6. Simplify: Declutter Countdown
Sure, your kitchen counters, topped with appliances, fruit bowls, and flower vases, look good day-to-day. But the compressed 2-D photo frame makes your surfaces look jam-packed. David Paler, of New York City, says to stash about every other item. "You're taking pictures of the room, not taking pictures of your stuff."
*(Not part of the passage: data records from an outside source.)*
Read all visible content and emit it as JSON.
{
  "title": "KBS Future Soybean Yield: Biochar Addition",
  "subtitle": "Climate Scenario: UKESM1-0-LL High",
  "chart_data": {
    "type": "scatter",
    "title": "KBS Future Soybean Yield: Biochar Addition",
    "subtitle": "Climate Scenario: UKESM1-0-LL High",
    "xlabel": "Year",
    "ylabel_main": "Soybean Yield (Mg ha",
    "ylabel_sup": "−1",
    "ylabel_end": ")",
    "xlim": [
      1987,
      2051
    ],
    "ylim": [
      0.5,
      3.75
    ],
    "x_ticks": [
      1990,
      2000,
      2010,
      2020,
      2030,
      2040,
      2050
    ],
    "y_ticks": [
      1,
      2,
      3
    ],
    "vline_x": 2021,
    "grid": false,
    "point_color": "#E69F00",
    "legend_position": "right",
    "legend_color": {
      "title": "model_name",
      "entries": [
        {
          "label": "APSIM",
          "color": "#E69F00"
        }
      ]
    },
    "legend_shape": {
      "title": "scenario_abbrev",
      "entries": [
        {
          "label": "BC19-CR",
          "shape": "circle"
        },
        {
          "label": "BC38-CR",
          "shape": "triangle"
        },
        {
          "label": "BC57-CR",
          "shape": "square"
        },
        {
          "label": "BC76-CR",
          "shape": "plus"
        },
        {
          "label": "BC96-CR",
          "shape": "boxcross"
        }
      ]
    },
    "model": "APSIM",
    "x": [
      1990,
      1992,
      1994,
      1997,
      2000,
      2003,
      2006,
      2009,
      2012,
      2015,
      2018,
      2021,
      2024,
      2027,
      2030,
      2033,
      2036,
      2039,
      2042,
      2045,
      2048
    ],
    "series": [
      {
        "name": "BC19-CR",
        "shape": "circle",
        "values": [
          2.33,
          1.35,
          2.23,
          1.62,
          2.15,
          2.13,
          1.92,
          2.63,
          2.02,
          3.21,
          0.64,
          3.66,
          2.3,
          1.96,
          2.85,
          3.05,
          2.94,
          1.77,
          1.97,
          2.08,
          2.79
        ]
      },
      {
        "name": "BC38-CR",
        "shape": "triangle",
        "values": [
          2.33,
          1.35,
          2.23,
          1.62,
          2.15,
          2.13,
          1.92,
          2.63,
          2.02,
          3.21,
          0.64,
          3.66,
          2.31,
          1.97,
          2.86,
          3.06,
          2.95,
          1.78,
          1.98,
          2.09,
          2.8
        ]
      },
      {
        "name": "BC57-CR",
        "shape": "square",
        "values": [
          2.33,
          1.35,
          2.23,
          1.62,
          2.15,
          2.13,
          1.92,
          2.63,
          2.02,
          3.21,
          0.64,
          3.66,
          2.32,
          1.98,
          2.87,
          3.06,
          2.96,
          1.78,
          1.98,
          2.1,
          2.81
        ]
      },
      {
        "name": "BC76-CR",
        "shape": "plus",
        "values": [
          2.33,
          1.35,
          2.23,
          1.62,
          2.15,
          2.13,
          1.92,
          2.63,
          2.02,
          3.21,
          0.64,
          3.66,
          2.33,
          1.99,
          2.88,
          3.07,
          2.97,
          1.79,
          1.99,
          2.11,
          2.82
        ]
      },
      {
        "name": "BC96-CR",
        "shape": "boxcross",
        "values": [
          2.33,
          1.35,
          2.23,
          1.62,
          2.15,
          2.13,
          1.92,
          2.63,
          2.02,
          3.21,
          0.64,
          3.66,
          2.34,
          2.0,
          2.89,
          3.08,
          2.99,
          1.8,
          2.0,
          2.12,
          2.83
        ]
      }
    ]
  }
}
7. Simplify: Take a fresh look
"You get so used to your stuff, you don't realize what's there," says Erickson. "I try to visualize (a room) through someone else's eyes." You'll notice the focal points you want to capture, like that beautiful centerpiece, and the distractions you don't, like the wall hooks that hold your keys.
8. Crop the extras
The camera may capture a lot of the ceiling and the floor, especially if you're using a wide-angle lens. Paler calls it the "hamburger effect." "You get a huge bun above and a huge bun below." Once you upload the photo, use a cropping tool to slice off the fluff and focus on the meat of the room.